Ciel mon moujik ! Et si vous parliez russe sans le savoir ? est un petit livre-labyrinthe, à la fois lexique et clin d’œil, où Sylvain Tesson s’amuse à renverser une idée reçue : non, votre russe ne se limite pas à niet et vodka, car la langue de Tolstoï regorge de mots venus du français, simplement russifiés par l’accent, l’orthographe et la prononciation.
Après vingt ans passés à explorer la Russie, l’écrivain-voyageur propose ainsi un florilège amusant et instructif, où il décortique l’origine de ces mots voyageurs qui ont traversé les frontières et se sont installés dans le quotidien russe, au point de devenir reconnaissables pour un francophone à l’oreille attentive.

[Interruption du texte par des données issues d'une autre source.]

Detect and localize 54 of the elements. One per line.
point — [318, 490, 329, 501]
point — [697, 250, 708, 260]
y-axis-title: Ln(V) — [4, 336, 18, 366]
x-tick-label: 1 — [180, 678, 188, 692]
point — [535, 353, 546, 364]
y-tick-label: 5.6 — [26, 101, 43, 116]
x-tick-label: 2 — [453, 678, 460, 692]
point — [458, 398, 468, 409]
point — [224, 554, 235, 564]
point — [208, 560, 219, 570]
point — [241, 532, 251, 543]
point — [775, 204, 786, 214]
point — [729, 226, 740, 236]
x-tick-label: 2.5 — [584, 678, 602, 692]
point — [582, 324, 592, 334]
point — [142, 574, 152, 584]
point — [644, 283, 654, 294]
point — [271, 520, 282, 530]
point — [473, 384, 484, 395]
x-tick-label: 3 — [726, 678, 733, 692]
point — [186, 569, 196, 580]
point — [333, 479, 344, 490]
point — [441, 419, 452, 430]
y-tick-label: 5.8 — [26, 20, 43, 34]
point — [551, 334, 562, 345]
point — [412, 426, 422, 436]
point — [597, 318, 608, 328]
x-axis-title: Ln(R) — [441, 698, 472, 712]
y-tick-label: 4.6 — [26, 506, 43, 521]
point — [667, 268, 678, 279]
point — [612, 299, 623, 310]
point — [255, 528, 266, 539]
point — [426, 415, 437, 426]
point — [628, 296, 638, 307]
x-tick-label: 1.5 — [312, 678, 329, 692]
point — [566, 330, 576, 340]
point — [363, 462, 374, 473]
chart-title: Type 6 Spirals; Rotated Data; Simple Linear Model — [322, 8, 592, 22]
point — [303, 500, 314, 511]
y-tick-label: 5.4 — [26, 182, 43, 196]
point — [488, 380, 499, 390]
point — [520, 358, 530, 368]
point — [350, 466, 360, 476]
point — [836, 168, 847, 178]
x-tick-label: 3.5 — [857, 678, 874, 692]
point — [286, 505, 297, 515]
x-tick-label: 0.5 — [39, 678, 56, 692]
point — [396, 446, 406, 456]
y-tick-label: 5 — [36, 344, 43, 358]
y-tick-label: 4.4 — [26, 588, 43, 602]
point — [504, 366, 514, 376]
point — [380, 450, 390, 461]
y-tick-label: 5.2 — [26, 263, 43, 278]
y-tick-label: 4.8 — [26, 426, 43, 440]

Le livre se lit comme une promenade : on y picore des entrées courtes, on sourit devant des translittérations et des trouvailles sonores.
On comprend, au passage, comment une langue se nourrit d’emprunts, de modes et d’histoires partagées.
L’ouvrage mise sur le plaisir de reconnaître, de rapprocher et de laisser résonner les mots.
Il prolonge aussi une première vie éditoriale sous une forme voisine, ce qui confirme la vocation du texte : un compagnon de curiosité linguistique, entre carnet de route et jeu d’esprit, qui donne envie d’écouter la Russie autrement.